VATTS to pair tidal turbines with battery storage in Strangford Lough demo
A new project, dubbed VATTS, has been launched with the aim to demonstrate vertical axis tidal turbines coupled with battery storage technology in a demonstration planned for Strangford Lough later this year.
The VATTS project consortium, led by Queen’s University Belfast, brings together three industry partners including GKinetic Energy, Grant’s Electrical Services (GES), and The Electric Storage Company (TESC).
The project, valued at €490,000 and supported by the Centre for Advanced Sustainable Energy (CASE), will see two GKinetic Energy’s 10kW hydrokinetic turbines deployed in Northern Ireland’s Strangford narrows later in 2021, while GES will lead the development of a battery solution.
VATTS will explore ways to tie together the latest energy storage technologies and end user demand profiles, developing a framework for specifying an integrated system to provide an affordable, zero carbon alternative for baseload electricity directly to end users.
By pairing battery storage technology with efficient hydrokinetic turbines, the project aims to unlock a largely untapped renewable energy resource and subsequent huge market opportunity where just 1% market share is valued at €3.84 billion, according to project partners.
Carwyn Frost, Lecturer in Marine Research Group at Queen’s University Belfast, said: “The CASE-funded VATTS project will harvest the kinetic energy available at the Strangford Lough Tidal Test Site to produce baseload electrical energy at community scale. Commercial success in this sector requires further research and enhanced resource assessment standards are required for floating tidal energy technologies.
“VATTS will achieve this by developing on the latest standards to validate the Annual Energy Predictions (AEP) for floating tidal energy technology with the actual energy production from the commercial demonstration”.
Roisin Mc Cormack, COO and Co-Founder at GKinetic Energy, said: “Our 10kW offering can be deployed and operational within a day, being simply towed out and moored in place just like a boat.

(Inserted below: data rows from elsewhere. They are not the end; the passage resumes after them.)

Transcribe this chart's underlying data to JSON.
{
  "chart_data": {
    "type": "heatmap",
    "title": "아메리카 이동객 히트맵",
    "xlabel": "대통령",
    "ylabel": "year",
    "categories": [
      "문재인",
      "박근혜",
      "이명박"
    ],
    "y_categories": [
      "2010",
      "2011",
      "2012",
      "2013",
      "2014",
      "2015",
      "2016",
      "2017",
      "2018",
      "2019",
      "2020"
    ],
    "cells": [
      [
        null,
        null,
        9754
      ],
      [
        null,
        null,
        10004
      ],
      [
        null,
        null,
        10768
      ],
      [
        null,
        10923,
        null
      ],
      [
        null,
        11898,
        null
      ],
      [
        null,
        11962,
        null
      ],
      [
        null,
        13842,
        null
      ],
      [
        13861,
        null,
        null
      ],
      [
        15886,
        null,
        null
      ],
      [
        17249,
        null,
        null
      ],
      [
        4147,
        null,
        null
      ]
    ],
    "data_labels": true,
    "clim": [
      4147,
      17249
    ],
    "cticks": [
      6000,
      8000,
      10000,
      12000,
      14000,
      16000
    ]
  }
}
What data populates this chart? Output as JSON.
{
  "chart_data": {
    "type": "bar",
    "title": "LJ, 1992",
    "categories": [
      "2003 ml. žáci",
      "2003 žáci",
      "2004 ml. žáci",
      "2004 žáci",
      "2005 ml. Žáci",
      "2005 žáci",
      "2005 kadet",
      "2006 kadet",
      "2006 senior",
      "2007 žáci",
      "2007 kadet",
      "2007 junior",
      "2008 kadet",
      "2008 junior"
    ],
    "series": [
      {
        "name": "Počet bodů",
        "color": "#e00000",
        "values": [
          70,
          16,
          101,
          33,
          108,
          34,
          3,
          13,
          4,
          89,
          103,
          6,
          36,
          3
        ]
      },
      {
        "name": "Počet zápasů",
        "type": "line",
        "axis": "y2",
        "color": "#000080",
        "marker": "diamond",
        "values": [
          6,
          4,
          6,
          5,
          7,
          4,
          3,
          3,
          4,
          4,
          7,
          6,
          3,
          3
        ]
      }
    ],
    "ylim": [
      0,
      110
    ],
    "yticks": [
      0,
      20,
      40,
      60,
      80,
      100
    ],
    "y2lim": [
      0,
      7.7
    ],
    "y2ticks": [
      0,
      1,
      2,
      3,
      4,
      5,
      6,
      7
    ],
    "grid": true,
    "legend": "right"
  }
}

We offer a fast, flexible, low impact floating solution that enables people to generate clean, predictable energy from their nearby rivers, canals, estuaries or tidal streams.
“However, a key market blocker for us is the delivery of the power to end users in a similar fast and flexible way. Traditional subsea cables are not always feasible and, depending on the deployment site, can be expensive. The VATTS project is a really exciting opportunity for us to look at using leading energy storage technologies as an alternative for power delivery and this could accelerate market rollout of tidal energy solutions”.
A battery option for power transmission will offer a mobile and low-cost solution that opens up commercial opportunities and accelerates market uptake for tidal technology within Northern Ireland, Ireland and further afield, project partners said.
It is anticipated that by removing the need for a cable shore connection the costs, complexity and environmental concerns are all immediately reduced.
David Moore, CEO of GES, said: “As we continually drive to go green, it is our goal to ‘digitise, decarbonise and decentralise’ our energy usage throughout the island of Ireland. We intend to use this concept to develop the model to deliver energy solutions, which will improve our environmental sustainability and reduce marine emissions within the sector.
“This project will provide for the unique opportunity for concept test in the marine sector, where having the battery element to further improve the flexibility and simplicity of the solution we offer means these excellent deployment sites can become real commercial projects in much less time than would be expected through a traditional network cable reinforcement”.
Environmental assessment will be a key aspect of the project, where partners will be able to assess sea mammals behaviour and impact on other saltwater marine life, along with assessing the technology power curves, the project partners noted.